When I was about nine, she saw me stooping down to pick up a quarter I saw on the ground in a parking lot.   Mama said, “Bobby, does that belong to you?” I said, “No Mama.” She said, “Then put it back.”

She wanted me to know about unsuccessful efforts on causes and said, “Don’t try to teach a pig to sing. It wastes your time and it annoys the pig.”

Mama had a sure fire formula for pleasing the dinner needs of our family of seven. She used the 7+1 technique. She prepared eight different dishes that caused them to shift the day of the week on which they were served, never falling on the same day.   They included fish sticks, porcupine meatballs with rice, fried chicken, tuna casserole, spaghetti and meat balls, hamburgers and fries, meatloaf and mashed potatoes, and macaroni and cheese. I remember all eight.

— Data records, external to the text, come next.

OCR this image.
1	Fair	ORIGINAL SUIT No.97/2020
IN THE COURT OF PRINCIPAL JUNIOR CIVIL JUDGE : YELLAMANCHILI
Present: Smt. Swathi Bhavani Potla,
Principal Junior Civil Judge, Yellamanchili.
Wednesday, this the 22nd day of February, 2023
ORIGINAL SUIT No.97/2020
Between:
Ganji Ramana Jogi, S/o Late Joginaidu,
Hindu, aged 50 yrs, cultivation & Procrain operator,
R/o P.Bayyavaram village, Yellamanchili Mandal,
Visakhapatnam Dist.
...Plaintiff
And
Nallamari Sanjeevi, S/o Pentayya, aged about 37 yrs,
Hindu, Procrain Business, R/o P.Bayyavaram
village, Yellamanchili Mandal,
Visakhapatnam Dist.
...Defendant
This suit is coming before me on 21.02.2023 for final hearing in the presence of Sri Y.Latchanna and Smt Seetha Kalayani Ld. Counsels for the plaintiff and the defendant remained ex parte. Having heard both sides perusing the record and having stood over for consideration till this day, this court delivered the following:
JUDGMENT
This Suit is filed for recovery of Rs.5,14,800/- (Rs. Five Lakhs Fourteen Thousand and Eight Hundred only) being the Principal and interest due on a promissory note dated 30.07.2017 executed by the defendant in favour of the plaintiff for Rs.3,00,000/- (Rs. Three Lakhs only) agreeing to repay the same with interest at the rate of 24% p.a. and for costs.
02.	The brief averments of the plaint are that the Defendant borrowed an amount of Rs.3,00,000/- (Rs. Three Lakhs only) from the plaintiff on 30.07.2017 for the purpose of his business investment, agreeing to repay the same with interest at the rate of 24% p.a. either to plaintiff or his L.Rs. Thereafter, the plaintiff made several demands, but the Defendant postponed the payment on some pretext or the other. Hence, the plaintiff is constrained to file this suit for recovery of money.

While complaining to her, before I married, about one of my cars, she said, “Bobby, you have to pay for your toys.”

When the car wouldn’t start, she would always say, “Slam the hood down.” Dad told her she was crazy; then he would get angry and slam the hood. It always started right up as Mama smiled at him through the windshield.

In church Mama would say, “This is important. Stay awake.”

She once asked me what I thought about having Duke Snider, the left field slugger for the Dodgers, as my church counselor. When I said he was a regular guy, Mama said, “Never forget that the people who look special to the world, should all be regular guys to those they love.”

For us five kids, one of Mama’s favorite questions was, “What do you want to eat for your birthday?” One year I picked a lemon meringue pie, and I was allowed all of it to myself. It was so rich. I think I can still taste it. I made it through half of it.

To reduce dental cavities in her five kids, we heard Mama say, “You better eat the candy you want because I hear the Halloween Pig is coming tonight.” That was on November 2nd every year. While we slept, she packed it all up. Mama also had an Easter Goat.

Days before dying she whispered, “Death is the ultimate embarrassment.”

On her death bed Mama called out , “Tell Jesus I’ve got my bags packed and I know where I am going.”

And always when we headed out for choir practice, “Sing pretty.”